BANDA ACEH – Ketua Lembaga Cegah Kejahatan Indonesia (LCKI) Aceh, Iswadi, optimis Abdullah Puteh mampu memenangkan pemilihan umum kepala daerah sebagai calon Gubernur Aceh periode 2017-2022. Hal tersebut disampaikannya beberapa waktu lalu kepada portalsatu.com dengan mengabarkan mulai merekrut pemuda militan untuk memenangkan suami Marlinda Purnomo tersebut.
Iswadi juga menyebutkan kasus korupsi yang pernah mengganjal Abdullah Puteh berbau politik. Hal inilah yang membuatnya yakin Abdullah Puteh mampu merebut hati warga Aceh di Pemilukada 2017 mendatang.
“Kami menilai Puteh diseret ke pengadilan lebih karena nuansa politik, akibat persaingan dengan tentara. Puteh dulunya memperjuangkan status Aceh agar bisa berubah dari Darurat Militer ke Darurat Sipil (Mei 2004). Kemudian, Puteh malah dituduh melakukan makar,” ujar Iswadi kepada portalsatu.com, Kamis, 3 Maret 2016.
Dia kemudian merujuk kepada penangkapan Said Mustafa, warga Aceh Selatan, yang dituduh mendukung Gerakan Aceh Merdeka (GAM) untuk membuktikan Abdullah Puteh melakukan makar. Said disuruh mengaku-ngaku, bahwa Abdullah Puteh ada hubungannya dengan GAM waktu itu,” kata Iswadi.
Iswadi juga beralasan kasus korupsi tersebut bernuansa politis lantaran Ketua DPRD Aceh yang menjabat saat itu tidak dihukum. Padahal menurut Iswadi, secara birokrasi negara dan daerah, gubernur harus mendapat persetujuan dari DPR atau DPRD terlebih dahulu ketika mengadakan barang atau jasa.
“Karena ini kasus politik makanya pihak lain tidak diseret ke ranah hukum. Contohnya, Puteh sendiri yang dihukum 10 tahun, sedangkan Probosutejo yang juga dituduh korupsi besar hanya dihukum 4 tahun. Apakah ini logis kalau bukan kasus politik?,” ujar Iswadi.
Iswadi menilai, banyak hal positif selama kepemimpinan Abdullah Puteh sebagai Gubernur Aceh ini. Salah satunya adalah pembangunan anjungan-anjungan di Taman Ratu Safiatuddin yang dikenal sebagai taman PKA.

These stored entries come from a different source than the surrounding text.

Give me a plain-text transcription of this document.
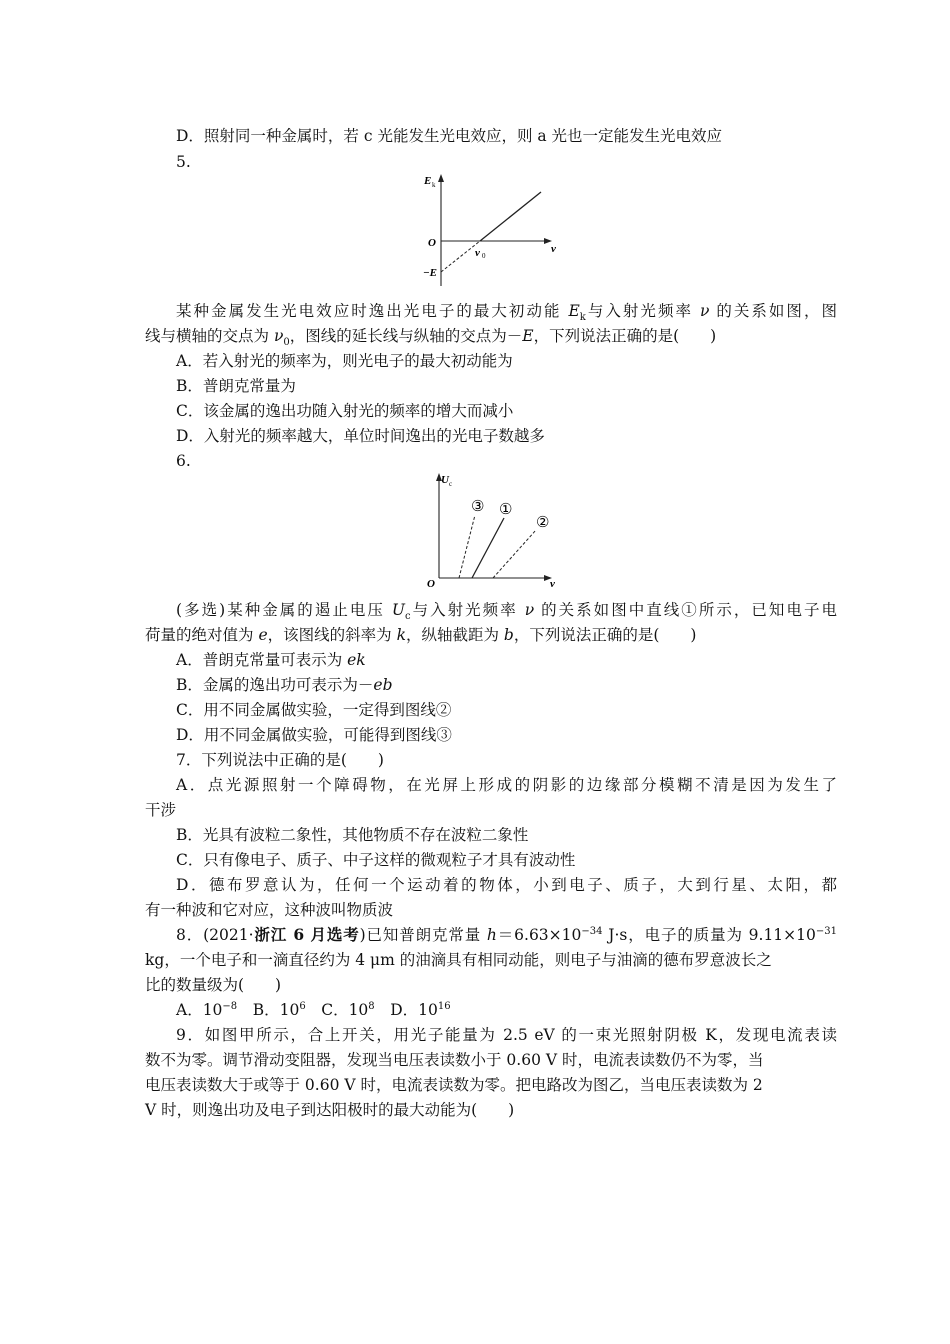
D．照射同一种金属时，若 c 光能发生光电效应，则 a 光也一定能发生光电效应
5.
E k
O
ν 0
ν
−E
某种金属发生光电效应时逸出光电子的最大初动能 $E_k$与入射光频率 ν 的关系如图，图
线与横轴的交点为 $\nu_0$，图线的延长线与纵轴的交点为－E，下列说法正确的是(　　)
A．若入射光的频率为，则光电子的最大初动能为
B．普朗克常量为
C．该金属的逸出功随入射光的频率的增大而减小
D．入射光的频率越大，单位时间逸出的光电子数越多
6.
U c
O	ν
①
②
③
(多选)某种金属的遏止电压 $U_c$与入射光频率 ν 的关系如图中直线①所示，已知电子电
荷量的绝对值为 e，该图线的斜率为 k，纵轴截距为 b，下列说法正确的是(　　)
A．普朗克常量可表示为 ek
B．金属的逸出功可表示为－eb
C．用不同金属做实验，一定得到图线②
D．用不同金属做实验，可能得到图线③
7．下列说法中正确的是(　　)
A．点光源照射一个障碍物，在光屏上形成的阴影的边缘部分模糊不清是因为发生了
干涉
B．光具有波粒二象性，其他物质不存在波粒二象性
C．只有像电子、质子、中子这样的微观粒子才具有波动性
D．德布罗意认为，任何一个运动着的物体，小到电子、质子，大到行星、太阳，都
有一种波和它对应，这种波叫物质波
8．(2021·浙江 6 月选考)已知普朗克常量 $h=6.63\times 10^{-34}$ J·s，电子的质量为 $9.11\times 10^{-31}$
kg，一个电子和一滴直径约为 4 μm 的油滴具有相同动能，则电子与油滴的德布罗意波长之
比的数量级为(　　)
A．$10^{-8}$　 B．$10^6$　 C．$10^8$　 D．$10^{16}$
9．如图甲所示，合上开关，用光子能量为 2.5 eV 的一束光照射阴极 K，发现电流表读
数不为零。调节滑动变阻器，发现当电压表读数小于 0.60 V 时，电流表读数仍不为零，当
电压表读数大于或等于 0.60 V 时，电流表读数为零。把电路改为图乙，当电压表读数为 2
V 时，则逸出功及电子到达阳极时的最大动能为(　　)
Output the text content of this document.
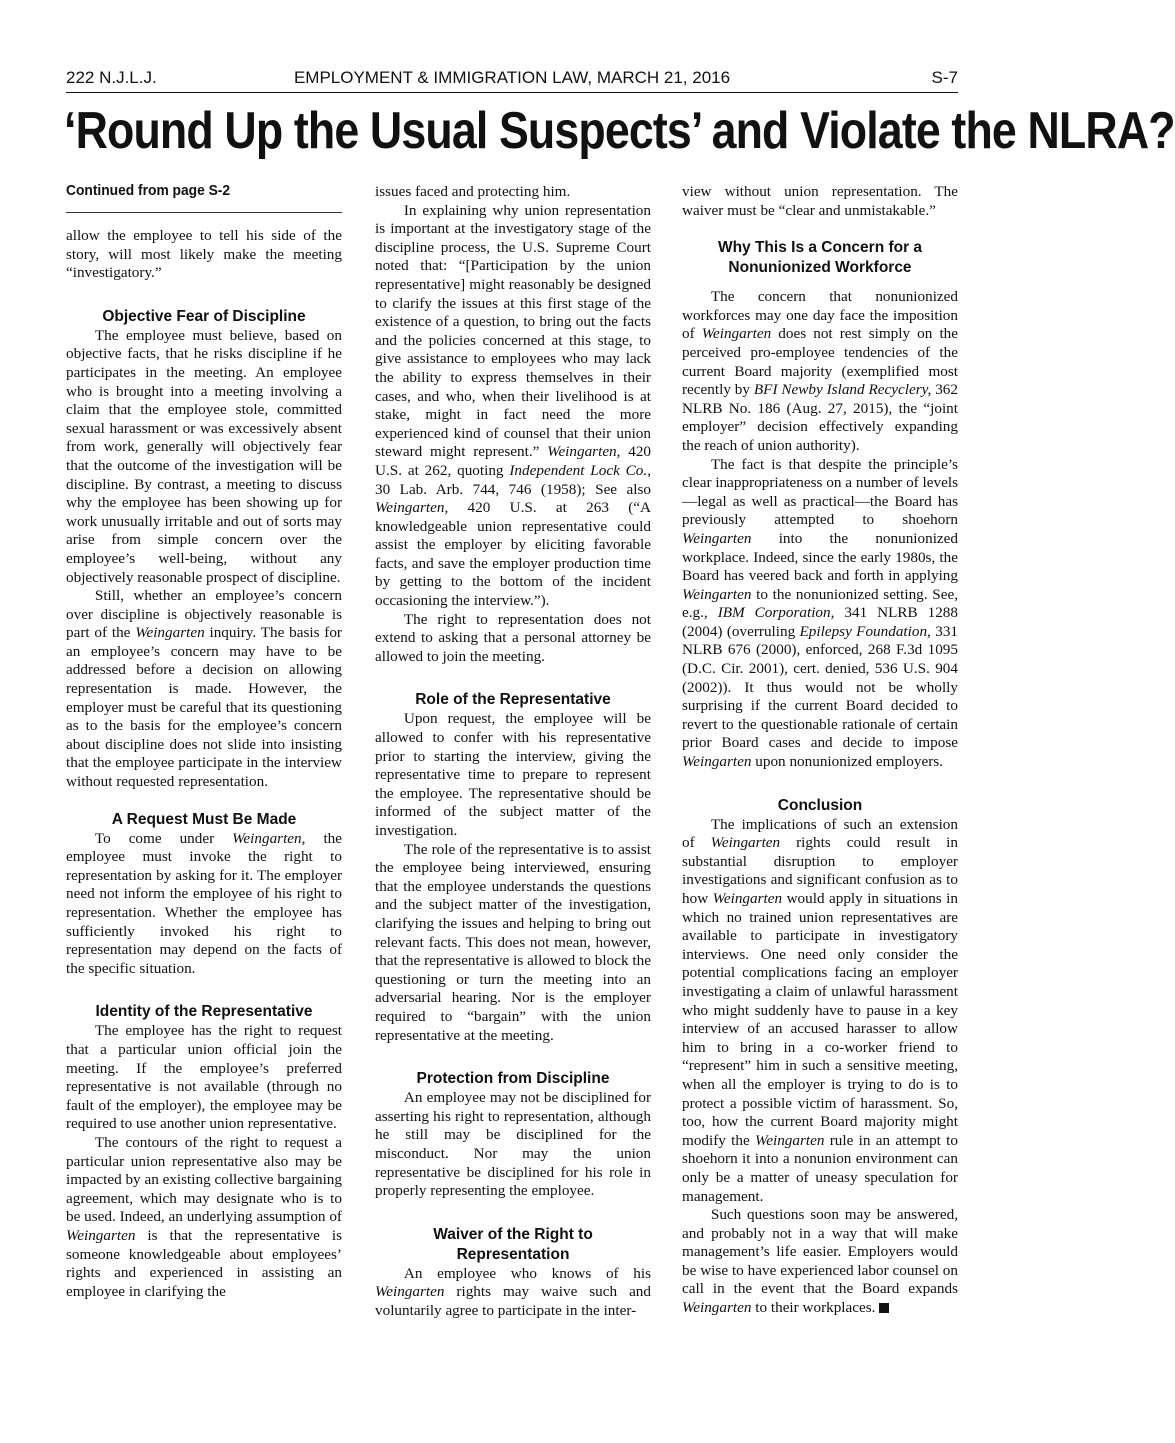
222 N.J.L.J.	EMPLOYMENT & IMMIGRATION LAW, MARCH 21, 2016	S-7
‘Round Up the Usual Suspects’ and Violate the NLRA?
Continued from page S-2

allow the employee to tell his side of the story, will most likely make the meeting “investigatory.”

Objective Fear of Discipline

The employee must believe, based on objective facts, that he risks discipline if he participates in the meeting. An employee who is brought into a meeting involving a claim that the employee stole, committed sexual harassment or was excessively absent from work, generally will objectively fear that the outcome of the investigation will be discipline. By contrast, a meeting to discuss why the employee has been showing up for work unusually irritable and out of sorts may arise from simple concern over the employee’s well-being, without any objectively reasonable prospect of discipline.

Still, whether an employee’s concern over discipline is objectively reasonable is part of the Weingarten inquiry. The basis for an employee’s concern may have to be addressed before a decision on allowing representation is made. However, the employer must be careful that its questioning as to the basis for the employee’s concern about discipline does not slide into insisting that the employee participate in the interview without requested representation.

A Request Must Be Made

To come under Weingarten, the employee must invoke the right to representation by asking for it. The employer need not inform the employee of his right to representation. Whether the employee has sufficiently invoked his right to representation may depend on the facts of the specific situation.

Identity of the Representative

The employee has the right to request that a particular union official join the meeting. If the employee’s preferred representative is not available (through no fault of the employer), the employee may be required to use another union representative.

The contours of the right to request a particular union representative also may be impacted by an existing collective bargaining agreement, which may designate who is to be used. Indeed, an underlying assumption of Weingarten is that the representative is someone knowledgeable about employees’ rights and experienced in assisting an employee in clarifying the

issues faced and protecting him.

In explaining why union representation is important at the investigatory stage of the discipline process, the U.S. Supreme Court noted that: “[Participation by the union representative] might reasonably be designed to clarify the issues at this first stage of the existence of a question, to bring out the facts and the policies concerned at this stage, to give assistance to employees who may lack the ability to express themselves in their cases, and who, when their livelihood is at stake, might in fact need the more experienced kind of counsel that their union steward might represent.” Weingarten, 420 U.S. at 262, quoting Independent Lock Co., 30 Lab. Arb. 744, 746 (1958); See also Weingarten, 420 U.S. at 263 (“A knowledgeable union representative could assist the employer by eliciting favorable facts, and save the employer production time by getting to the bottom of the incident occasioning the interview.”).

The right to representation does not extend to asking that a personal attorney be allowed to join the meeting.

Role of the Representative

Upon request, the employee will be allowed to confer with his representative prior to starting the interview, giving the representative time to prepare to represent the employee. The representative should be informed of the subject matter of the investigation.

The role of the representative is to assist the employee being interviewed, ensuring that the employee understands the questions and the subject matter of the investigation, clarifying the issues and helping to bring out relevant facts. This does not mean, however, that the representative is allowed to block the questioning or turn the meeting into an adversarial hearing. Nor is the employer required to “bargain” with the union representative at the meeting.

Protection from Discipline

An employee may not be disciplined for asserting his right to representation, although he still may be disciplined for the misconduct. Nor may the union representative be disciplined for his role in properly representing the employee.

Waiver of the Right to Representation

An employee who knows of his Weingarten rights may waive such and voluntarily agree to participate in the inter-

view without union representation. The waiver must be “clear and unmistakable.”

Why This Is a Concern for a Nonunionized Workforce

The concern that nonunionized workforces may one day face the imposition of Weingarten does not rest simply on the perceived pro-employee tendencies of the current Board majority (exemplified most recently by BFI Newby Island Recyclery, 362 NLRB No. 186 (Aug. 27, 2015), the “joint employer” decision effectively expanding the reach of union authority).

The fact is that despite the principle’s clear inappropriateness on a number of levels—legal as well as practical—the Board has previously attempted to shoehorn Weingarten into the nonunionized workplace. Indeed, since the early 1980s, the Board has veered back and forth in applying Weingarten to the nonunionized setting. See, e.g., IBM Corporation, 341 NLRB 1288 (2004) (overruling Epilepsy Foundation, 331 NLRB 676 (2000), enforced, 268 F.3d 1095 (D.C. Cir. 2001), cert. denied, 536 U.S. 904 (2002)). It thus would not be wholly surprising if the current Board decided to revert to the questionable rationale of certain prior Board cases and decide to impose Weingarten upon nonunionized employers.

Conclusion

The implications of such an extension of Weingarten rights could result in substantial disruption to employer investigations and significant confusion as to how Weingarten would apply in situations in which no trained union representatives are available to participate in investigatory interviews. One need only consider the potential complications facing an employer investigating a claim of unlawful harassment who might suddenly have to pause in a key interview of an accused harasser to allow him to bring in a co-worker friend to “represent” him in such a sensitive meeting, when all the employer is trying to do is to protect a possible victim of harassment. So, too, how the current Board majority might modify the Weingarten rule in an attempt to shoehorn it into a nonunion environment can only be a matter of uneasy speculation for management.

Such questions soon may be answered, and probably not in a way that will make management’s life easier. Employers would be wise to have experienced labor counsel on call in the event that the Board expands Weingarten to their workplaces.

“Sehingga sampai saat ini rakyat Aceh masih bisa menikmati kekayaan budaya Aceh. Meskipun mendapat protes dari DPRD waktu itu, Abdullah Puteh tetap konsisten membangun arena tersebut karena penting untuk pelestarian budaya Aceh,” katanya.
Di bidang ekonomi, kata dia, Abdullah Puteh sudah melaksanakan program Gerakan Masyarakat Aceh Darussalam (GEMA-Assalam). Menurutnya program tersebut turut mendongkrak perekonomian rakyat Aceh.